Cultura

Yes – Aurora | Indie For Bunnies

Il capitolo finale di una trilogia che guarda al futuro senza dimenticare le radici sinfoniche.

Distributed by Atlantic Records, Public domain, via Wikimedia Commons

A cinquantotto anni dalla loro fondazione, gli Yes dimostrano una gran bella resilienza. Con l’uscita di “Aurora”, la band guidata da Steve Howe chiude idealmente la trilogia in studio iniziata nel 2021 con The Quest e proseguita nel 2023 con Mirror To The Sky. Il risultato è un album solido, elegante e profondo, che non cerca di scimmiottare i fasti degli anni ’70, ma rivendica con orgoglio lo status attuale del gruppo.

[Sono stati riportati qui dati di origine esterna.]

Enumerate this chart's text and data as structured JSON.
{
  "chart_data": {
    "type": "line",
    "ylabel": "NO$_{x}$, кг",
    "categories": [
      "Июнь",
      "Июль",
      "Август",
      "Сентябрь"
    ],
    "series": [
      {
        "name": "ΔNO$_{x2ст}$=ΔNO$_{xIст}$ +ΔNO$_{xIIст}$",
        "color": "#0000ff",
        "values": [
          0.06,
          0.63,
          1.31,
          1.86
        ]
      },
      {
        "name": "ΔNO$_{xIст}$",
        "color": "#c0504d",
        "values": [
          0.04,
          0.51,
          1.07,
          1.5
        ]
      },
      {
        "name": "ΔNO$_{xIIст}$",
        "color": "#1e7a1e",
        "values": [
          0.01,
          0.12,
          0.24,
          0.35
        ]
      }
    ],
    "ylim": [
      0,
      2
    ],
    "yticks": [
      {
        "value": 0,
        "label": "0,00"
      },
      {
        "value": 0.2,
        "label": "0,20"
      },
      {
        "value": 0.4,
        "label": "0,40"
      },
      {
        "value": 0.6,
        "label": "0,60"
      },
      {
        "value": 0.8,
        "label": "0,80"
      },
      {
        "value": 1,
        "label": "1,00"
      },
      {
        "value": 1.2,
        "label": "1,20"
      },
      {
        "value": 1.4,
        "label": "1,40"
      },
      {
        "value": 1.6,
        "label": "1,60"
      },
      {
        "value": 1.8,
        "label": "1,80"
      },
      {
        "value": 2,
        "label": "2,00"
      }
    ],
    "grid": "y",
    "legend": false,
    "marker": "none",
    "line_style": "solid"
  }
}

La vera carta vincente di Aurora è l’innesto della Czech National Symphony Orchestra, orchestrata da Vladimir Martinka. Era dai tempi di Magnification (2001) che la componente orchestrale non risultava così integrata e centrale nel sound della band. L’accoppiata tra le orchestrazioni e i ricami chitarristici di Howe conferisce al disco un’atmosfera cinematografica e sognante, perfettamente visibile fin dalla title-track d’apertura che mette subito in chiaro le cose : prog melodico dai tempi dilatati e voce angelica pulita di Davison che si muove a proprio agio.

Il culmine creativo dell’album si raggiunge con il brano “Countermovement”, una suite di quasi quattordici minuti divisa in quattro parti. Ed è qui che i fans della prima ora troveranno pane fresco per i loro denti : Geoff Downes tesse trame di tastiera sublimi e magiche, mentre il basso di Billy Sherwood e la batteria di Jay Schellen spingono sul pedale del dinamismo, ricordandoci la sezione ritmica dei tempi d’oro.

Menzione di merito anche per la splendida “Ariadne”, un pezzo guidato da un intreccio acustico di Howe che sprizza classe da tutti i pori, e per la ritmica ed incalzante “Turnaround Situation”, uno dei momenti più squisitamente rock del lotto.

Aurora è un album promosso a pieni voti per ciò che rappresenta : la fotografia di una leggenda che si rifiuta di diventare nostalgia e ricordo.

Complimenti a questi sempreverdi ragazzi !!!